DPR Didesak Gunakan Hak Angket Usut Dugaan Bisnis Senjata dengan Junta Militer Myanmar
Koalisi Masyarakat Sipil untuk Reformasi Sektor Keamanan (SSR) desak DPR gunakan hak angket usut dugaan bisnis senjata dengan Junta Militer Myanmar.
Penulis: Gita Irawan
Editor: Theresia Felisiani
Sebab, Komisi I membawahi Kementerian Pertahanan dan Kementerian Luar Negeri yang saling bersangkutan.
Kementerian Pertahanan, ujarnya, mengeluarkan lisensi memberikan lisensi ekspor senjata dimana Kementerian Pertahanan berperan dalam memberikan End User Certificate (EUC) sebagai transparansi penerima atau pemesan barang.
Sedangkan Kementerian Luar Negeri, kata Koalisi, yang memberikan pertimbangan konvensi atau peraturan internasional terkait embargo senjata kepada Myanmar.
Sementara Komisi VI membawahi kementerian BUMN memiliki peran penting untuk mengawasi 3 perusahaan komersil produk militer ini yang sepenuhnya milik negara atau merupakan state-owned enterprise dimana sudah sepatutnya ada kepatuhan yang harus dijalankan.

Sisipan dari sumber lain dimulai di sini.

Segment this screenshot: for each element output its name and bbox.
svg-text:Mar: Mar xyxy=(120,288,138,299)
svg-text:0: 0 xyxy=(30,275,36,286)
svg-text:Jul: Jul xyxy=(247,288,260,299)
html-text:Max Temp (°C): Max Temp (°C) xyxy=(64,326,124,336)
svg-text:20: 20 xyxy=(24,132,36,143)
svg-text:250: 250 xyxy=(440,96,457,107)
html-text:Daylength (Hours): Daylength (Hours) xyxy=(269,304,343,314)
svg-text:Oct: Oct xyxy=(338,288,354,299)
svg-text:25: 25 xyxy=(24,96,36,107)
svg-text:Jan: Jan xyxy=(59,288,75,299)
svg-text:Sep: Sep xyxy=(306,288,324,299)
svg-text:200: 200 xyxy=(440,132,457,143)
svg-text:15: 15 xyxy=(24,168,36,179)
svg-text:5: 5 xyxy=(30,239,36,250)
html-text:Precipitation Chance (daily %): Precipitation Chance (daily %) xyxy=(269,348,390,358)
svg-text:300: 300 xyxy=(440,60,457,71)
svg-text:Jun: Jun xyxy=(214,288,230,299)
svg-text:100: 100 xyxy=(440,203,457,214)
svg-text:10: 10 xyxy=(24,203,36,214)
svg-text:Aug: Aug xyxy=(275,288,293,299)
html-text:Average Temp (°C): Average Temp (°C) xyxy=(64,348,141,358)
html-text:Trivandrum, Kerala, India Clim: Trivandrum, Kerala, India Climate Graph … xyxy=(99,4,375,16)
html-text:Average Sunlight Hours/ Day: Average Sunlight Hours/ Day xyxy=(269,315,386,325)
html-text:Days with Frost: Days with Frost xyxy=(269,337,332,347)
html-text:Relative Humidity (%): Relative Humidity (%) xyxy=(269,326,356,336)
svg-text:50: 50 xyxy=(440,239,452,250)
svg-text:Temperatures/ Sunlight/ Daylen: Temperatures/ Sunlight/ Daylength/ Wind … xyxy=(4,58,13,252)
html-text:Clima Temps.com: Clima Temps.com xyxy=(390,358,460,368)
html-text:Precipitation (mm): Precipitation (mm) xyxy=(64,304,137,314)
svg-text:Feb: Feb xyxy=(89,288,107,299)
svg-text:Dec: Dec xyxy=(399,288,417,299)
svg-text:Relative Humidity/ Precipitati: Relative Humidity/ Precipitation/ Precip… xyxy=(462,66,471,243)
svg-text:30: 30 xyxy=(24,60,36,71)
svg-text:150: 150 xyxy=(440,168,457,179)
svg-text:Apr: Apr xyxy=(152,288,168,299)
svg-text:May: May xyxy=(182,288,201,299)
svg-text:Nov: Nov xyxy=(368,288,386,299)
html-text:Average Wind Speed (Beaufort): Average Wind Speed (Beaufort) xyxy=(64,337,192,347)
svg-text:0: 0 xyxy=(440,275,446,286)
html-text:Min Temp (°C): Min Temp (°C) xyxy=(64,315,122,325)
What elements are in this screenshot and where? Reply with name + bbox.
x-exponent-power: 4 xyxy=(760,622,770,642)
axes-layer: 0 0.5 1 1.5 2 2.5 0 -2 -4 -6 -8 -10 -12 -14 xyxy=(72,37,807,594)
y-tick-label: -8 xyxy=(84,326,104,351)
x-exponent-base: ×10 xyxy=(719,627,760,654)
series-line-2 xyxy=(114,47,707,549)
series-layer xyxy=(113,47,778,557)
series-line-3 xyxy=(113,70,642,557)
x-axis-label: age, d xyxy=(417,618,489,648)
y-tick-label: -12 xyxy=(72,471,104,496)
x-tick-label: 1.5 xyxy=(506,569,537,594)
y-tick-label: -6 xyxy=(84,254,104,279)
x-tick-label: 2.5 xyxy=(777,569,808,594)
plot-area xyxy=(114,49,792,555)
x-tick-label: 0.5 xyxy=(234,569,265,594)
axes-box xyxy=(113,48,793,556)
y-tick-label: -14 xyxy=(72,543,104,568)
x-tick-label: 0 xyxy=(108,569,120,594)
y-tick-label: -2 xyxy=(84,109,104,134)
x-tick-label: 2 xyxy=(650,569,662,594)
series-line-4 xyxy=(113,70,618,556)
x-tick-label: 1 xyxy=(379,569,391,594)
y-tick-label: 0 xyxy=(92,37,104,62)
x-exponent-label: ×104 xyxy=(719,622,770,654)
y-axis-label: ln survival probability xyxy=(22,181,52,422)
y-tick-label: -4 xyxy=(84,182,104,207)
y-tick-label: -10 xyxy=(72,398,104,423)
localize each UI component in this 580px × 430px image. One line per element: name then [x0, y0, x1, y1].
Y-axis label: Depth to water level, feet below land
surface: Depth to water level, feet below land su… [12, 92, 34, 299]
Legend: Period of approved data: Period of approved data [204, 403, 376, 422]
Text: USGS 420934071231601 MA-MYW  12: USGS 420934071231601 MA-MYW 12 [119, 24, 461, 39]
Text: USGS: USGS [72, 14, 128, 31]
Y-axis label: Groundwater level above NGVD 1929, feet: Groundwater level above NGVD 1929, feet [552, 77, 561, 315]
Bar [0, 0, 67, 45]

"Oleh sebab itu, Koalisi Masyarakat Sipil untuk Reformasi Sektor Keamanan (SSR) mendesak Komisi I dan VI DPR RI mengimplementasikan Hak Angketnya untuk melakukan penyelidikan terhadap Kementerian Pertahanan dalam perizinan produksi dan pengiriman senjata ke militer junta melalui True North Ltd yang semakin memperburuk situasi krisis kemanusiaan di Myanmar," kata Al Araf.
Koalisi Masyarakat Sipil untuk Reformasi Sektor Keamanan (SSR) tersebut terdiri dari (Perhimpunan Bantuan Hukum Indonesia (PBHI), Centra Initiative, Imparsial, ELSAM, Komisi untuk Orang Hilang dan Korban Tindak Kekerasan (KontraS), SETARA Institute, Forum De Facto, dan Yayasan Lembaga Bantuan Hukum Indonesia (YLBHI).
Selain itu juga Amnesty International Indonesia, Lembaga Bantuan Hukum Masyarakat (LBHM), Institute for Criminal Justice Reform (ICJR), Indonesia Corruption Watch (ICW), Wahana Lingkungan Hidup Indonesia (WALHI), dan Lembaga Bantuan Hukum (LBH) Jakarta.
Kemudian, Lembaga Bantuan Hukum (LBH) Pers, Human Rights Working Group (HRWG), Lembaga Bantuan Hukum dan Advokasi Publik Pimpinan Pusat (LBHAP PP) Muhammadiyah).
Komnas HAM Diminta Selidiki
Ketua Misi Pencari Fakta Independen tentang Myanmar sejak 2017 sekaligus mantan Jaksa Agung Marzuki Darusman mendorong Komnas HAM menyelidiki dugaan keterlibatan tiga BUMN pertahanan Indonesia dalam tindakan-tindakan Junta Militer Myanmar yang menurutnya berkualifikasi pelanggaran HAM berat.
Marzuki mengatakan, selaku pelapor, ia telah menyampaikan dugaan keterlibatan PT PAL, PT Pindad, dan PT Dirgantara Indonesia dalam bisnis senjata dengan Junta Militer Myanmar.
Menurutnya, dugaan yang didasarkan pada sumber-sumber terbuka dan sumber lainnya tersebut perlu penyelidikan lebih lanjut.
Marzuki mengatakan karena tindakan ketiga BUMN pertahana tersebut diduga bertentangan dengan Resolusi PBB mengenai pembatasan dan pelarangan perdagangan senjata dengan Junta Militer Myanmar.
Hal tersebut disampaikannya usai audiensi dengan Komisioner Komnas HAM Hari Kurniawan dan Komisioner Komnas HAM Anis Hidayah di kantor Komnas HAM RI Jakarta pada Senin (23/10/2023).
"Ini tentu sesuatu yang memerlukan penyelidikan lebih lanjut karena bersangkutan dengan satuan usaha Indonesia dalam transaksi persenjataan dan berlawanan dengan resolusi PBB mengenai pembatasan dan pelarangan perdagangan senjata dengan Junta Militer di Myanmar," kata Marzuki.